AI21 Labs introduces Jamba, a groundbreaking AI model that surpasses traditional limits in handling context. Led by Or Dagan, the product lead at AI21 Labs, the company unveils a generative model designed to challenge the notion that large context windows require excessive computational resources. Jamba stands out for its unique blend of transformers and state space models (SSMs), offering a promising solution to the compute-intensive nature of long-context AI models.
Transformers, renowned for their role in complex reasoning tasks, serve as the cornerstone of models like GPT-4 and Google's Gemini. Central to transformers is their attention mechanism, which evaluates the relevance of input data to generate output.
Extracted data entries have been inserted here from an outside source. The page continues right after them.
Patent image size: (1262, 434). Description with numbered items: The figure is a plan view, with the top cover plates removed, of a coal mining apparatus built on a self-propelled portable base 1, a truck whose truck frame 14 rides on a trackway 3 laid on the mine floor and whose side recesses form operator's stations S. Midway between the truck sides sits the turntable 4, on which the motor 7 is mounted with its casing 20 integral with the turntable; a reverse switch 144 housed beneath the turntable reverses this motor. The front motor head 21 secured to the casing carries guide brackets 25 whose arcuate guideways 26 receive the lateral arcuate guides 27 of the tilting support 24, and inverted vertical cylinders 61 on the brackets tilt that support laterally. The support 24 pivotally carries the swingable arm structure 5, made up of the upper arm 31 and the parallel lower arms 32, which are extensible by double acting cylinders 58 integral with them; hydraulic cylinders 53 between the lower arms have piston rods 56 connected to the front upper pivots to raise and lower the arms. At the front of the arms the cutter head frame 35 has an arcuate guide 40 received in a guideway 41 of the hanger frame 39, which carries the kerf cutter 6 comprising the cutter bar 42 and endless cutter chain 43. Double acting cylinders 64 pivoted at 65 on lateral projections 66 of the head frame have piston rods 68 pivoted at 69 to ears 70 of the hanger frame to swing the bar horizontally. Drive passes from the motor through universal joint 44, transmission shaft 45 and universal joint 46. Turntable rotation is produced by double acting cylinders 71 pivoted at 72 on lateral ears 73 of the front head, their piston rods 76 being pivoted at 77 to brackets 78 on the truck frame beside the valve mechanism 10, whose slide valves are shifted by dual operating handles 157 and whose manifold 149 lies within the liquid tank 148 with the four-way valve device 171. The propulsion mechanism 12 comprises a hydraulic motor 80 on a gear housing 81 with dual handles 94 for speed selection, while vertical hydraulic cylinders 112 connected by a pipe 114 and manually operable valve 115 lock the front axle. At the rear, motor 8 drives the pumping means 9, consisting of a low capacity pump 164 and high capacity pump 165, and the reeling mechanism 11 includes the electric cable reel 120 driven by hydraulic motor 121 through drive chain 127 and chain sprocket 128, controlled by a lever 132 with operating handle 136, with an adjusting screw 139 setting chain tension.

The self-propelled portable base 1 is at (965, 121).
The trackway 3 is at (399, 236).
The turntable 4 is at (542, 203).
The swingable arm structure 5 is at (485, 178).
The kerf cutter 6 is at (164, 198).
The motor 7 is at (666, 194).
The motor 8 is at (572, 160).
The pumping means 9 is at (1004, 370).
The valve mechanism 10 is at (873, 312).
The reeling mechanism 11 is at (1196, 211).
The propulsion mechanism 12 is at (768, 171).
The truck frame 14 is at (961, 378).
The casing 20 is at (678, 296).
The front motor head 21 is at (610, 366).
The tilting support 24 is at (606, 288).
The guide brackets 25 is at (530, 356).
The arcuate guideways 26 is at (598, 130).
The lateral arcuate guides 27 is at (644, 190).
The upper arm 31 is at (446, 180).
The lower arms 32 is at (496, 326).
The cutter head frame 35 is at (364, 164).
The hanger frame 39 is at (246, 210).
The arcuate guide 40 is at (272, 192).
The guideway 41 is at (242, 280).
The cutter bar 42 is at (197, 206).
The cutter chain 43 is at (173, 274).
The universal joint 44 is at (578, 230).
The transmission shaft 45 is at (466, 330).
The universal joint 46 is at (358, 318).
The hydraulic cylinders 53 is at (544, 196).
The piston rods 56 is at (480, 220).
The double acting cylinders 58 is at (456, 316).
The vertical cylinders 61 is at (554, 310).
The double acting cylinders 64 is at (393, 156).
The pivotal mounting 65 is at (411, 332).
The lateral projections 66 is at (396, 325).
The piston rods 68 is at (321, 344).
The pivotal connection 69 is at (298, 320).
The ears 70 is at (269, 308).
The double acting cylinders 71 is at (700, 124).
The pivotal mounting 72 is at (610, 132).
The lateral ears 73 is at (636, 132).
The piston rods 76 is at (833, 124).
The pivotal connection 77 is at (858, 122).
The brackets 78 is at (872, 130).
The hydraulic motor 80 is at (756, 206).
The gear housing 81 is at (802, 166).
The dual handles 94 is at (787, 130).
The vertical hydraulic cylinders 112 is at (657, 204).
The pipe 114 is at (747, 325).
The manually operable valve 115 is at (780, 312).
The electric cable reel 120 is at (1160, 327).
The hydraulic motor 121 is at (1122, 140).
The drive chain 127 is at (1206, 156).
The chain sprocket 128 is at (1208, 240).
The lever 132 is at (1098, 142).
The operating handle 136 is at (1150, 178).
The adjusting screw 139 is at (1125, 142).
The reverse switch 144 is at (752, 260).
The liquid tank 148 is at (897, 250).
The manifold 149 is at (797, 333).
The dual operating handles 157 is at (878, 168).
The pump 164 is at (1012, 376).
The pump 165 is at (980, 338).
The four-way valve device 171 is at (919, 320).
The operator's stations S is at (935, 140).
Conversely, SSMs integrate features from older AI models like recurrent and convolutional neural networks, presenting a more computationally efficient architecture capable of handling extended data sequences.
Jamba leverages Mamba, an open source SSM model, as part of its core architecture, promising three times the throughput on long contexts compared to transformer-based models of similar sizes. With a capacity to handle up to 140,000 tokens on a single GPU, Jamba sets a new standard for efficiency and performance in text generation and analysis. While its initial release under the Apache 2.0 license emphasizes research over commercial use, AI21 Labs anticipates future iterations with enhanced safety measures and improved performance.